ついに官兵衛つかまる/「軍師官兵衛」第20話「囚われの軍師」

粗筋

官兵衛は村重に捕えられ、村重は御着に「官兵衛を殺した」と連絡する。その報は姫路にも届く。動揺する黒田家。

村重は官兵衛を味方につけたいと思っており、説得するも、官兵衛は屈しない。同情(?)しただしは官兵衛の脱獄に協力するが、村重は気づいていて、官兵衛を再捕縛。狭くて汚い土牢に入れてしまう。

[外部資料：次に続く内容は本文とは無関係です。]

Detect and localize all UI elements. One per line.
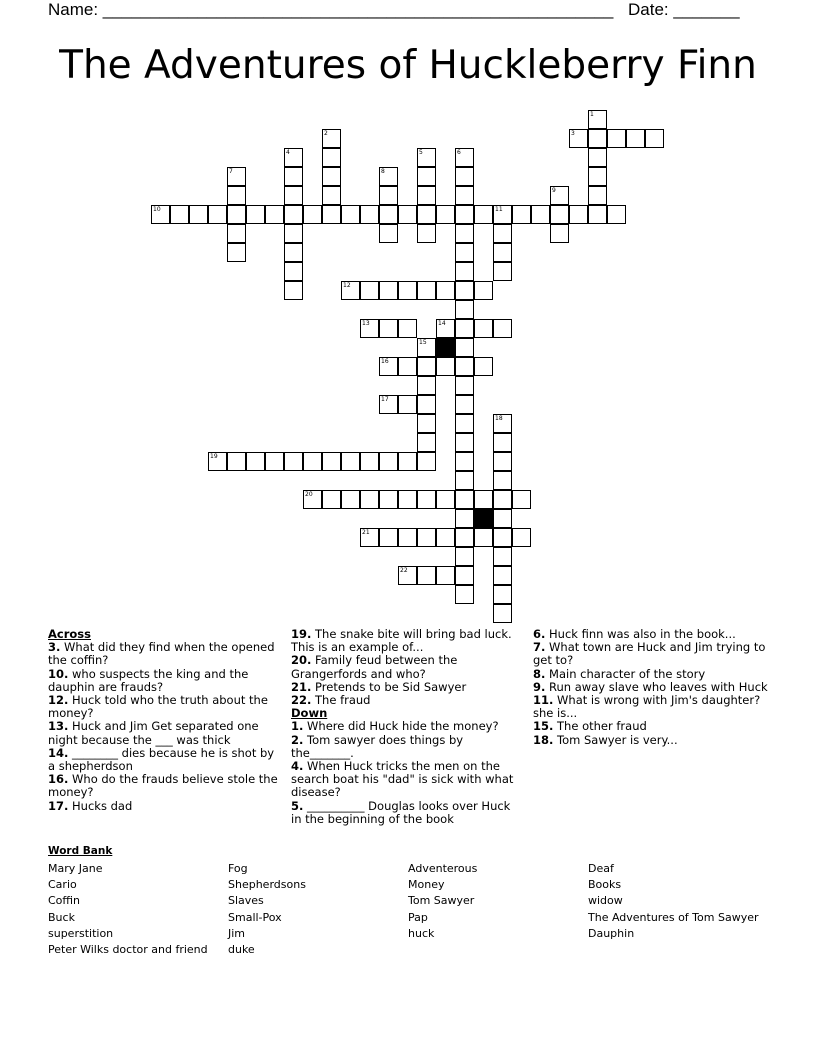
word-bank-item: superstition bbox=[48, 926, 114, 940]
clue-number: 4 bbox=[286, 149, 290, 156]
grid-cell[interactable] bbox=[341, 452, 360, 471]
clue-number: 15 bbox=[419, 339, 427, 346]
grid-cell[interactable] bbox=[265, 452, 284, 471]
grid-cell[interactable] bbox=[512, 490, 531, 509]
clue-number: 2 bbox=[324, 130, 328, 137]
grid-cell[interactable] bbox=[227, 205, 246, 224]
clue-text: who suspects the king and the dauphin are frauds? bbox=[48, 666, 249, 694]
grid-cell[interactable] bbox=[569, 129, 588, 148]
word-bank-item: Money bbox=[408, 878, 445, 892]
grid-cell[interactable] bbox=[455, 281, 474, 300]
down-heading: Down bbox=[291, 706, 328, 721]
grid-cell[interactable] bbox=[493, 414, 512, 433]
grid-cell[interactable] bbox=[379, 281, 398, 300]
grid-cell[interactable] bbox=[398, 281, 417, 300]
grid-cell[interactable] bbox=[455, 376, 474, 395]
grid-cell[interactable] bbox=[436, 490, 455, 509]
grid-cell[interactable] bbox=[151, 205, 170, 224]
grid-cell[interactable] bbox=[322, 186, 341, 205]
grid-cell[interactable] bbox=[474, 357, 493, 376]
grid-cell[interactable] bbox=[360, 205, 379, 224]
grid-cell[interactable] bbox=[455, 395, 474, 414]
clue-text: ________ dies because he is shot by a shepherdson bbox=[48, 745, 275, 774]
grid-cell[interactable] bbox=[360, 281, 379, 300]
grid-cell[interactable] bbox=[417, 395, 436, 414]
grid-cell[interactable] bbox=[341, 281, 360, 300]
grid-cell[interactable] bbox=[398, 452, 417, 471]
grid-cell[interactable] bbox=[341, 490, 360, 509]
word-bank-item: Coffin bbox=[48, 894, 81, 908]
clue-item bbox=[48, 668, 280, 694]
grid-cell[interactable] bbox=[436, 566, 455, 585]
clue-number: 7. bbox=[533, 640, 546, 655]
grid-cell[interactable] bbox=[322, 129, 341, 148]
grid-cell[interactable] bbox=[626, 129, 645, 148]
grid-cell[interactable] bbox=[284, 243, 303, 262]
word-bank-item: Cario bbox=[48, 878, 77, 892]
grid-cell[interactable] bbox=[493, 585, 512, 604]
grid-cell[interactable] bbox=[417, 566, 436, 585]
grid-cell[interactable] bbox=[512, 528, 531, 547]
grid-cell[interactable] bbox=[360, 319, 379, 338]
grid-cell[interactable] bbox=[227, 243, 246, 262]
page-title: The Adventures of Huckleberry Finn bbox=[59, 43, 757, 88]
grid-cell[interactable] bbox=[303, 490, 322, 509]
clues-column-1 bbox=[48, 628, 280, 813]
clue-item bbox=[48, 694, 280, 720]
word-bank-columns bbox=[48, 861, 788, 958]
clue-number: 1 bbox=[590, 111, 594, 118]
grid-cell[interactable] bbox=[322, 490, 341, 509]
word-bank-item: huck bbox=[408, 926, 435, 940]
grid-cell[interactable] bbox=[398, 566, 417, 585]
word-bank-item: Shepherdsons bbox=[228, 878, 306, 892]
grid-cell[interactable] bbox=[550, 205, 569, 224]
grid-cell[interactable] bbox=[455, 357, 474, 376]
grid-cell[interactable] bbox=[455, 585, 474, 604]
clue-text: Tom sawyer does things by the_______. bbox=[291, 732, 464, 760]
grid-cell[interactable] bbox=[436, 528, 455, 547]
grid-cell[interactable] bbox=[493, 490, 512, 509]
grid-cell[interactable] bbox=[284, 452, 303, 471]
grid-cell[interactable] bbox=[379, 490, 398, 509]
clue-number: 13. bbox=[48, 719, 69, 734]
across-heading: Across bbox=[48, 627, 91, 641]
grid-cell[interactable] bbox=[531, 205, 550, 224]
grid-cell[interactable] bbox=[379, 452, 398, 471]
grid-cell[interactable] bbox=[455, 338, 474, 357]
clues-column-3 bbox=[533, 628, 773, 747]
grid-cell[interactable] bbox=[265, 205, 284, 224]
grid-cell[interactable] bbox=[379, 395, 398, 414]
grid-cell[interactable] bbox=[493, 452, 512, 471]
grid-cell[interactable] bbox=[227, 186, 246, 205]
clue-item bbox=[291, 800, 523, 826]
word-bank-column bbox=[228, 861, 408, 958]
grid-cell[interactable] bbox=[493, 528, 512, 547]
grid-cell[interactable] bbox=[588, 148, 607, 167]
grid-cell[interactable] bbox=[417, 376, 436, 395]
clue-item bbox=[48, 800, 280, 813]
clue-number: 11. bbox=[533, 693, 554, 708]
grid-cell[interactable] bbox=[455, 414, 474, 433]
grid-cell[interactable] bbox=[455, 452, 474, 471]
grid-cell[interactable] bbox=[512, 205, 531, 224]
grid-block-cell bbox=[474, 509, 493, 528]
grid-cell[interactable] bbox=[417, 357, 436, 376]
grid-cell[interactable] bbox=[417, 528, 436, 547]
word-bank-item: Dauphin bbox=[588, 926, 635, 940]
clue-text: What is wrong with Jim's daughter? she is... bbox=[533, 693, 761, 721]
word-bank-item: duke bbox=[228, 943, 255, 957]
grid-cell[interactable] bbox=[417, 281, 436, 300]
grid-cell[interactable] bbox=[588, 167, 607, 186]
grid-cell[interactable] bbox=[417, 186, 436, 205]
grid-cell[interactable] bbox=[455, 186, 474, 205]
grid-cell[interactable] bbox=[455, 566, 474, 585]
grid-cell[interactable] bbox=[246, 452, 265, 471]
grid-cell[interactable] bbox=[436, 205, 455, 224]
clue-number: 9 bbox=[552, 187, 556, 194]
grid-cell[interactable] bbox=[455, 262, 474, 281]
grid-cell[interactable] bbox=[379, 186, 398, 205]
word-bank-heading: Word Bank bbox=[48, 845, 113, 857]
grid-cell[interactable] bbox=[569, 205, 588, 224]
grid-cell[interactable] bbox=[417, 338, 436, 357]
grid-cell[interactable] bbox=[474, 490, 493, 509]
grid-cell[interactable] bbox=[493, 566, 512, 585]
grid-cell[interactable] bbox=[417, 433, 436, 452]
clue-text: Huck finn was also in the book... bbox=[545, 627, 736, 641]
clue-number: 6 bbox=[457, 149, 461, 156]
grid-cell[interactable] bbox=[379, 357, 398, 376]
clue-number: 16 bbox=[381, 358, 389, 365]
grid-cell[interactable] bbox=[455, 528, 474, 547]
grid-cell[interactable] bbox=[455, 224, 474, 243]
grid-cell[interactable] bbox=[474, 528, 493, 547]
grid-cell[interactable] bbox=[436, 281, 455, 300]
clue-number: 15. bbox=[533, 719, 554, 734]
word-bank-item: Tom Sawyer bbox=[408, 894, 475, 908]
clue-number: 10 bbox=[153, 206, 161, 213]
grid-cell[interactable] bbox=[474, 319, 493, 338]
grid-cell[interactable] bbox=[284, 167, 303, 186]
grid-cell[interactable] bbox=[417, 452, 436, 471]
clue-number: 7 bbox=[229, 168, 233, 175]
grid-cell[interactable] bbox=[588, 186, 607, 205]
grid-cell[interactable] bbox=[417, 414, 436, 433]
clue-text: Tom Sawyer is very... bbox=[553, 732, 678, 747]
clue-text: __________ Douglas looks over Huck in the beginning of the book bbox=[291, 798, 511, 826]
clue-number: 19 bbox=[210, 453, 218, 460]
grid-cell[interactable] bbox=[607, 129, 626, 148]
grid-cell[interactable] bbox=[493, 319, 512, 338]
clue-number: 11 bbox=[495, 206, 503, 213]
grid-cell[interactable] bbox=[493, 262, 512, 281]
grid-cell[interactable] bbox=[170, 205, 189, 224]
grid-cell[interactable] bbox=[379, 319, 398, 338]
clue-number: 14 bbox=[438, 320, 446, 327]
grid-cell[interactable] bbox=[493, 604, 512, 623]
word-bank-item: The Adventures of Tom Sawyer bbox=[588, 910, 759, 924]
clue-text: When Huck tricks the men on the search boat his "dad" is sick with what disease? bbox=[291, 759, 514, 800]
clue-number: 21. bbox=[291, 679, 312, 694]
grid-cell[interactable] bbox=[493, 471, 512, 490]
grid-block-cell bbox=[436, 338, 455, 357]
clue-number: 4. bbox=[291, 759, 304, 774]
clue-text: Huck and Jim Get separated one night because the ___ was thick bbox=[48, 719, 259, 747]
clue-number: 3 bbox=[571, 130, 575, 137]
grid-cell[interactable] bbox=[493, 433, 512, 452]
word-bank-item: Peter Wilks doctor and friend bbox=[48, 943, 208, 957]
grid-cell[interactable] bbox=[284, 224, 303, 243]
clue-number: 8 bbox=[381, 168, 385, 175]
word-bank-item: Jim bbox=[228, 926, 246, 940]
word-bank-item: Adventerous bbox=[408, 862, 478, 875]
clue-number: 18. bbox=[533, 732, 554, 747]
grid-cell[interactable] bbox=[645, 129, 664, 148]
grid-cell[interactable] bbox=[208, 452, 227, 471]
grid-cell[interactable] bbox=[398, 357, 417, 376]
clue-text: Family feud between the Grangerfords and who? bbox=[291, 653, 458, 681]
grid-cell[interactable] bbox=[455, 490, 474, 509]
word-bank-item: widow bbox=[588, 894, 623, 908]
clue-item bbox=[533, 641, 773, 667]
clue-number: 20 bbox=[305, 491, 313, 498]
clue-text: Run away slave who leaves with Huck bbox=[545, 679, 768, 694]
grid-cell[interactable] bbox=[398, 528, 417, 547]
grid-cell[interactable] bbox=[550, 186, 569, 205]
grid-cell[interactable] bbox=[398, 205, 417, 224]
grid-cell[interactable] bbox=[417, 167, 436, 186]
clue-number: 19. bbox=[291, 627, 312, 641]
word-bank-item: Small-Pox bbox=[228, 910, 282, 924]
clue-text: Hucks dad bbox=[68, 798, 133, 813]
grid-cell[interactable] bbox=[189, 205, 208, 224]
grid-cell[interactable] bbox=[379, 528, 398, 547]
clue-text: The other fraud bbox=[553, 719, 647, 734]
grid-cell[interactable] bbox=[455, 205, 474, 224]
grid-cell[interactable] bbox=[360, 490, 379, 509]
grid-cell[interactable] bbox=[360, 528, 379, 547]
grid-cell[interactable] bbox=[284, 281, 303, 300]
grid-cell[interactable] bbox=[417, 148, 436, 167]
clue-number: 17 bbox=[381, 396, 389, 403]
grid-cell[interactable] bbox=[588, 129, 607, 148]
clue-item bbox=[291, 628, 523, 654]
name-field: Name: ______________________________________________________ bbox=[48, 0, 614, 19]
clue-number: 16. bbox=[48, 772, 69, 787]
grid-cell[interactable] bbox=[417, 224, 436, 243]
clues-column-2 bbox=[291, 628, 523, 826]
grid-cell[interactable] bbox=[417, 490, 436, 509]
grid-cell[interactable] bbox=[493, 243, 512, 262]
word-bank-column bbox=[408, 861, 588, 958]
clue-text: Huck told who the truth about the money? bbox=[48, 693, 268, 721]
grid-cell[interactable] bbox=[436, 319, 455, 338]
clue-number: 3. bbox=[48, 640, 61, 655]
clue-item bbox=[533, 734, 773, 747]
clue-number: 5 bbox=[419, 149, 423, 156]
grid-cell[interactable] bbox=[227, 224, 246, 243]
clue-text: The snake bite will bring bad luck. This is an example of... bbox=[291, 627, 512, 655]
grid-cell[interactable] bbox=[455, 547, 474, 566]
clue-item bbox=[533, 694, 773, 720]
grid-cell[interactable] bbox=[360, 452, 379, 471]
clue-item bbox=[48, 720, 280, 746]
clue-number: 13 bbox=[362, 320, 370, 327]
grid-cell[interactable] bbox=[455, 243, 474, 262]
clue-item bbox=[48, 641, 280, 667]
grid-cell[interactable] bbox=[398, 490, 417, 509]
grid-cell[interactable] bbox=[379, 167, 398, 186]
date-field: Date: _______ bbox=[628, 0, 740, 19]
grid-cell[interactable] bbox=[455, 148, 474, 167]
grid-cell[interactable] bbox=[322, 167, 341, 186]
clue-item bbox=[48, 773, 280, 799]
grid-cell[interactable] bbox=[246, 205, 265, 224]
grid-cell[interactable] bbox=[284, 186, 303, 205]
grid-cell[interactable] bbox=[417, 205, 436, 224]
grid-cell[interactable] bbox=[455, 433, 474, 452]
grid-cell[interactable] bbox=[550, 224, 569, 243]
grid-cell[interactable] bbox=[284, 205, 303, 224]
clue-number: 9. bbox=[533, 679, 546, 694]
clue-item bbox=[291, 760, 523, 800]
word-bank-column bbox=[48, 861, 228, 958]
grid-cell[interactable] bbox=[455, 319, 474, 338]
word-bank bbox=[48, 845, 788, 958]
grid-cell[interactable] bbox=[607, 205, 626, 224]
clue-number: 22 bbox=[400, 567, 408, 574]
grid-cell[interactable] bbox=[474, 281, 493, 300]
grid-cell[interactable] bbox=[322, 148, 341, 167]
grid-cell[interactable] bbox=[493, 205, 512, 224]
grid-cell[interactable] bbox=[588, 110, 607, 129]
word-bank-item: Books bbox=[588, 878, 622, 892]
grid-cell[interactable] bbox=[455, 300, 474, 319]
grid-cell[interactable] bbox=[227, 167, 246, 186]
clue-number: 14. bbox=[48, 745, 69, 760]
clue-text: Where did Huck hide the money? bbox=[303, 719, 499, 734]
grid-cell[interactable] bbox=[588, 205, 607, 224]
grid-cell[interactable] bbox=[284, 262, 303, 281]
clue-number: 21 bbox=[362, 529, 370, 536]
grid-cell[interactable] bbox=[208, 205, 227, 224]
grid-cell[interactable] bbox=[303, 205, 322, 224]
word-bank-item: Buck bbox=[48, 910, 75, 924]
grid-cell[interactable] bbox=[455, 471, 474, 490]
clue-item bbox=[291, 654, 523, 680]
clue-text: Pretends to be Sid Sawyer bbox=[311, 679, 467, 694]
grid-cell[interactable] bbox=[379, 224, 398, 243]
word-bank-item: Mary Jane bbox=[48, 862, 103, 875]
grid-cell[interactable] bbox=[493, 509, 512, 528]
clue-number: 10. bbox=[48, 666, 69, 681]
grid-cell[interactable] bbox=[493, 224, 512, 243]
clue-number: 20. bbox=[291, 653, 312, 668]
word-bank-column bbox=[588, 861, 768, 958]
clue-text: The fraud bbox=[311, 693, 371, 708]
grid-cell[interactable] bbox=[493, 547, 512, 566]
clue-number: 6. bbox=[533, 627, 546, 641]
grid-cell[interactable] bbox=[474, 205, 493, 224]
grid-cell[interactable] bbox=[322, 205, 341, 224]
grid-cell[interactable] bbox=[379, 205, 398, 224]
grid-cell[interactable] bbox=[436, 357, 455, 376]
clue-item bbox=[48, 747, 280, 773]
word-bank-item: Pap bbox=[408, 910, 428, 924]
grid-cell[interactable] bbox=[322, 452, 341, 471]
grid-cell[interactable] bbox=[455, 167, 474, 186]
clue-number: 1. bbox=[291, 719, 304, 734]
clue-number: 2. bbox=[291, 732, 304, 747]
clue-number: 17. bbox=[48, 798, 69, 813]
clue-text: What did they find when the opened the coffin? bbox=[48, 640, 275, 668]
word-bank-item: Fog bbox=[228, 862, 248, 875]
clue-text: Main character of the story bbox=[545, 666, 706, 681]
clue-item bbox=[291, 734, 523, 760]
word-bank-item: Deaf bbox=[588, 862, 614, 875]
clue-number: 8. bbox=[533, 666, 546, 681]
grid-cell[interactable] bbox=[303, 452, 322, 471]
grid-cell[interactable] bbox=[398, 395, 417, 414]
clue-text: What town are Huck and Jim trying to get to? bbox=[533, 640, 766, 668]
clue-number: 22. bbox=[291, 693, 312, 708]
grid-cell[interactable] bbox=[398, 319, 417, 338]
clue-number: 12 bbox=[343, 282, 351, 289]
grid-cell[interactable] bbox=[284, 148, 303, 167]
clue-number: 12. bbox=[48, 693, 69, 708]
clue-number: 18 bbox=[495, 415, 503, 422]
grid-cell[interactable] bbox=[227, 452, 246, 471]
grid-cell[interactable] bbox=[341, 205, 360, 224]
word-bank-item: Slaves bbox=[228, 894, 264, 908]
clue-text: Who do the frauds believe stole the money? bbox=[48, 772, 278, 800]
clue-number: 5. bbox=[291, 798, 304, 813]
grid-cell[interactable] bbox=[455, 509, 474, 528]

信長はバテレン宣教師を通じて高山右近を説得、再び味方につけることに成功。それを見て中川清秀も「毛利については勝ち目がない」と織田陣営に。この中川を通じて、官兵衛は生きており、村重の味方につくよう説得されていることを知らされる。信長の目が光る。

黒田家では官兵衛が生きていたことを喜ぶが、事態は予断を許さない。なんといっても松寿が人質に取られているのだ……。善助以下、金魚の糞の三人が官兵衛救出のため有岡城に向かう。

雑感

前半最大の山場のはずで、はらはらドキドキするシーンの連続になるはずだが、どうも今ひとつ盛り上がらない。粗筋を説明されているだけのような気がするのは、要は、事実は述べてくれるが、理由の説明がないからだ。高山右近が戻ってきた、中川清秀も再び織田についた、それはわかった。しかしなぜ、彼らは織田につくことにしたのか。その理由がわからない。キリシタンを皆殺しにすると言われたから、織田の方が有利だと思ったから、……それは結構だが、それだけなのか。しかもそれを、内面の葛藤とかではなく言葉で説明しちゃっているから、はいそうですか、わかりましたで終わってしまう。

だしが夫・村重を裏切って官兵衛の脱獄に手を貸す理由もわからないし、官兵衛が、毛利に未来はない、織田につくしかないと頑なに信じ込んでいる理由もわからない。だから村重を説得できないのだ。

姫路では、小寺につく郎党衆が城を出ていく。後藤又兵衛も出ていく。これが信じられないのだが、なぜ行かせてしまうのだろう。黒田に味方するか、さもなければ殺す、となぜきっぱりとした態度を取らないのだろう。少しでも織田に疑われたら松寿の命がないとわかっていながら、なぜ敵に塩を送るような真似をするのか。黒田が織田につくのが変わらないなら、御着とは一戦交えるしかないのである。敵方の戦力が増えたら困るし、こちらの情報が筒抜けになってしまうのはもっと困る。どうせ戦場で相まみえたら殺し合うしかないのだ。だったら今殺すべきだ。殺すのがしのびないなら、牢にでも入れて監禁するしかなかろう。

こういう生ぬるさも、面白くなさに拍車をかけている。